Mon corps a sué. Des litres et des litres. J’étais stupéfaite la première fois que la sueur à coulé du dessus de mon crâne, dans mes yeux. Je sors des cours systématiquement la nuque trempée comme après une douche. Mes cheveux collent et ne sèche pas. Je ne savais pas que la sueur ne séchait pas. Même 5 heures après, mes cheveux restent mouillés.

Je me suis acheté des gants. Un short. Je me suis blessée et j’ai appris à faire attention à moi.

Puis un jour j’ai fait un match. Un vrai. Et j’ai eu très peur.

Boxer n’est pas se défouler

Combien de fois l’ai-je entendu ? « Ah oui, tu te défoules » ou « ça doit bien défouler ».

Aujourd’hui, à l’entraînement, déterminée devant le grand miroir de la salle, envoyant ma droite ma gauche et mon crochet je me disais : la boxe, c’est tout sauf un défouloir en fait ?

C’est un moment où la force et la puissance s’expriment à pleins, mais dans un ordre et de manière très canalisée.

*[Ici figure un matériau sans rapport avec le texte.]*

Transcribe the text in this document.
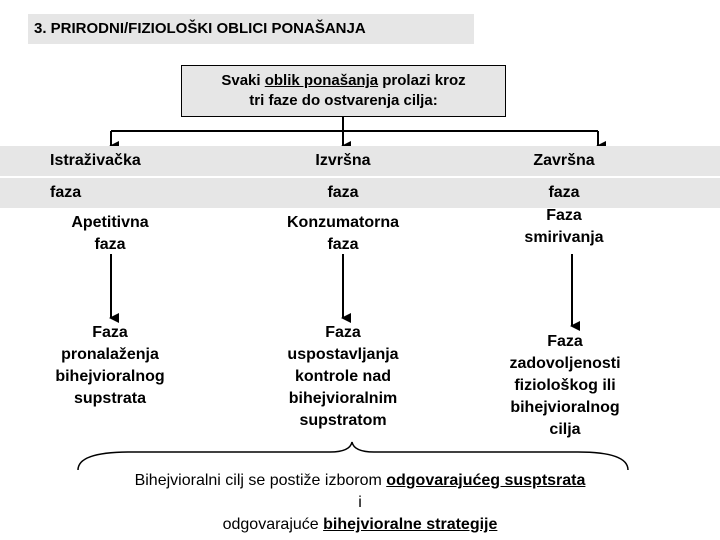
3. PRIRODNI/FIZIOLOŠKI OBLICI PONAŠANJA
Svaki oblik ponašanja prolazi kroz
tri faze do ostvarenja cilja:
Istraživačka	Izvršna	Završna
faza	faza	faza
Apetitivna
faza
Konzumatorna
faza
Faza
smirivanja
Faza
pronalaženja
bihejvioralnog
supstrata
Faza
uspostavljanja
kontrole nad
bihejvioralnim
supstratom
Faza
zadovoljenosti
fiziološkog ili
bihejvioralnog
cilja
Bihejvioralni cilj se postiže izborom odgovarajućeg susptsrata
i
odgovarajuće bihejvioralne strategije
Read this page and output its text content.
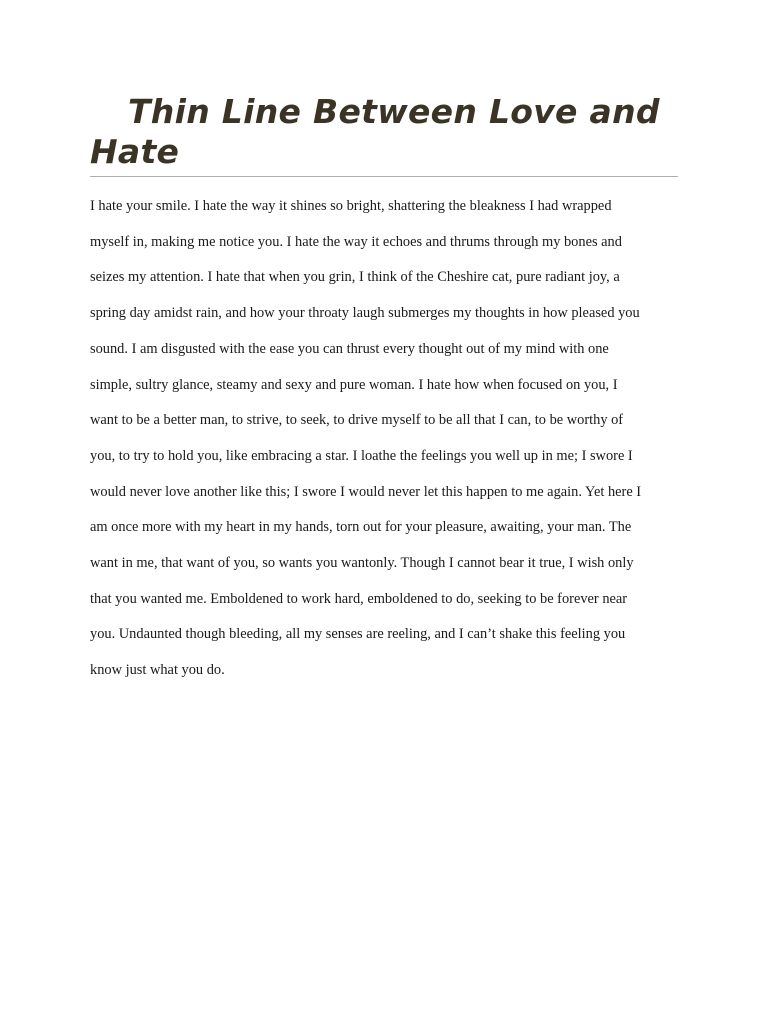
Thin Line Between Love and Hate

I hate your smile. I hate the way it shines so bright, shattering the bleakness I had wrapped
myself in, making me notice you. I hate the way it echoes and thrums through my bones and
seizes my attention. I hate that when you grin, I think of the Cheshire cat, pure radiant joy, a
spring day amidst rain, and how your throaty laugh submerges my thoughts in how pleased you
sound. I am disgusted with the ease you can thrust every thought out of my mind with one
simple, sultry glance, steamy and sexy and pure woman. I hate how when focused on you, I
want to be a better man, to strive, to seek, to drive myself to be all that I can, to be worthy of
you, to try to hold you, like embracing a star. I loathe the feelings you well up in me; I swore I
would never love another like this; I swore I would never let this happen to me again. Yet here I
am once more with my heart in my hands, torn out for your pleasure, awaiting, your man. The
want in me, that want of you, so wants you wantonly. Though I cannot bear it true, I wish only
that you wanted me. Emboldened to work hard, emboldened to do, seeking to be forever near
you. Undaunted though bleeding, all my senses are reeling, and I can’t shake this feeling you
know just what you do.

Je ne frappe pas n’importe comment, je frappe précisément. Passage de l’épaule, déploiement du bras, retour du poing au menton et bien entendu rotation des jambes. Mon corps est gainé. Et ce geste, toujours imparfait, que l’on reproduit à l’infini, cherchant à le perfectionner, me procure la joie de maîtriser ma puissance et ma force et de la vivre à 100%.

Car en boxe, plus un geste est beau, plus est efficace. Et cette recherche de la beauté, de l’efficacité, de la maîtrise, de la frappe aussi parfaite, puissante, qu’élégante, est, croyez moi, tres loin du defouloir.

Je suis par ailleurs amoureuse du son de la percussion de l’impact et des séries d’impacts que je donne, comme des coups précis et ciblés (mais jamais assez) dans un éternel recommencement.

Je ne me défoule pas, je m’exerce, je progresse, je maitrise, je cherche la beauté, le beau son.

En revanche, il est très clair que le KO physique qui suit les deux jours de l’entraînement me fait dire que tout cela m’a bien apaisée !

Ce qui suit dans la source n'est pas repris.